An Isentropic Mesoα-Scale Analysis System and Its Sensitivity to Aircraft and Surface Observations

Abstract

An objective analysis scheme for meteorological variables on constant potential temperature surfaces is presented. The analysis uses a form of multivariate statistical interpolation and is designed th retain mesoscale detail in disparate observations including rawinsonde, surface, aircraft, satellite, and wind profiler data while combining them with a forecast background (first guess) field. The wind and mass field analyses are interdependent. The horizontal correlation of forecast error on isentropic surfaces is modeled with an analytical function from statistics collected for this study; the vertical correlation of forecast error is modeled as a function of potential temperature separation. These correlations determine the weights applied to observed-minus-forecast increments in the analysis.
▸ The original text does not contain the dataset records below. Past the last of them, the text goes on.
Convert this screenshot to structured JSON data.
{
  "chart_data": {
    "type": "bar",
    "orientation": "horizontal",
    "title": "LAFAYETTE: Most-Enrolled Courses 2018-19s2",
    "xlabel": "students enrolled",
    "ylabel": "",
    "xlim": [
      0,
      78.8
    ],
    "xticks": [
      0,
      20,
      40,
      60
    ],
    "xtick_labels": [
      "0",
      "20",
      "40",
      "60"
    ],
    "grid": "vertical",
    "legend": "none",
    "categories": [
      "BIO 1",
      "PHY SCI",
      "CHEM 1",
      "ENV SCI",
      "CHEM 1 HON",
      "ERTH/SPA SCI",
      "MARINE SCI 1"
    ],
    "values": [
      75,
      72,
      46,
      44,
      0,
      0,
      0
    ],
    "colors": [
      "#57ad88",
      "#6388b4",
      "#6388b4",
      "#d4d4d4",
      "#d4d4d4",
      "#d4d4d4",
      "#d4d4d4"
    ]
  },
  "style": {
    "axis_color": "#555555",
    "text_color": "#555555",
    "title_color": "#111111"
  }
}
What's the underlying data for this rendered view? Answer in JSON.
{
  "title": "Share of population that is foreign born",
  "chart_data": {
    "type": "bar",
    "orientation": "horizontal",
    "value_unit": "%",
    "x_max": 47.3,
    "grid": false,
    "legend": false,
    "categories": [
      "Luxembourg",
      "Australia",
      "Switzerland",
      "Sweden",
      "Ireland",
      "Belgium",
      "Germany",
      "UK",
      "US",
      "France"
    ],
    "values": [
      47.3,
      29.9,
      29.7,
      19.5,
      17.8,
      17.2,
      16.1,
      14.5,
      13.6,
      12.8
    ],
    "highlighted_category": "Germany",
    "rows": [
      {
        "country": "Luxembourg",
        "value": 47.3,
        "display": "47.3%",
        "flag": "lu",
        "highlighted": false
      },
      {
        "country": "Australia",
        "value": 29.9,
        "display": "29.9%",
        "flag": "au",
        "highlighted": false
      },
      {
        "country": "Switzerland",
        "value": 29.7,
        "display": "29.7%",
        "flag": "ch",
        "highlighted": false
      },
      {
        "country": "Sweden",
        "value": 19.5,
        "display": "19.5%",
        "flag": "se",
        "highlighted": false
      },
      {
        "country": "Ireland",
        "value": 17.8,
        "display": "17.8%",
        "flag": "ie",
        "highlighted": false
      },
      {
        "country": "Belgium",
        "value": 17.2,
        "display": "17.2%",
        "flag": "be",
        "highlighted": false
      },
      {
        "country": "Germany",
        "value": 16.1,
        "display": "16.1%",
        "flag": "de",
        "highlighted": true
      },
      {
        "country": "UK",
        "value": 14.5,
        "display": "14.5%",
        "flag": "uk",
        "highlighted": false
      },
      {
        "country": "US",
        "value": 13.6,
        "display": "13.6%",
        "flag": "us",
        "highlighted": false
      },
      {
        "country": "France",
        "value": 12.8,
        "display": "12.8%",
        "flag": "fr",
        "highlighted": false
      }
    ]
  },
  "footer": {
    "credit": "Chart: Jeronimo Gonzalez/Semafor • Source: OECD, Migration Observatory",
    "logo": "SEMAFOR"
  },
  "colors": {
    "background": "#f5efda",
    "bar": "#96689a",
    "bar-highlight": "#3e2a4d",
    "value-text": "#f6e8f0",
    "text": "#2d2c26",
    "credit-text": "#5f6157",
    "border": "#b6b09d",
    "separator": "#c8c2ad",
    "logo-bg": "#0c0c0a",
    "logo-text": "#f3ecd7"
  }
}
The analysis is two-dimensional except with respect to single-level data where it is three-dimensional. Comparisons of isentropic and isobaric analysts are shown, and examples of the effects of single-level (aircraft and surface) observations on isentropic analyses are presented. Although variable in space and time, these datasets are often of higher density than the rawinsonde network, and they support increased resolution of mesoscale features in the analysis. More importantly, the examples reveal that three-dimensional analysis increment structures, especially in the vicinity of fronts, appear to be more physically reasonable in an isentropic analysis than in an isobaric analysis.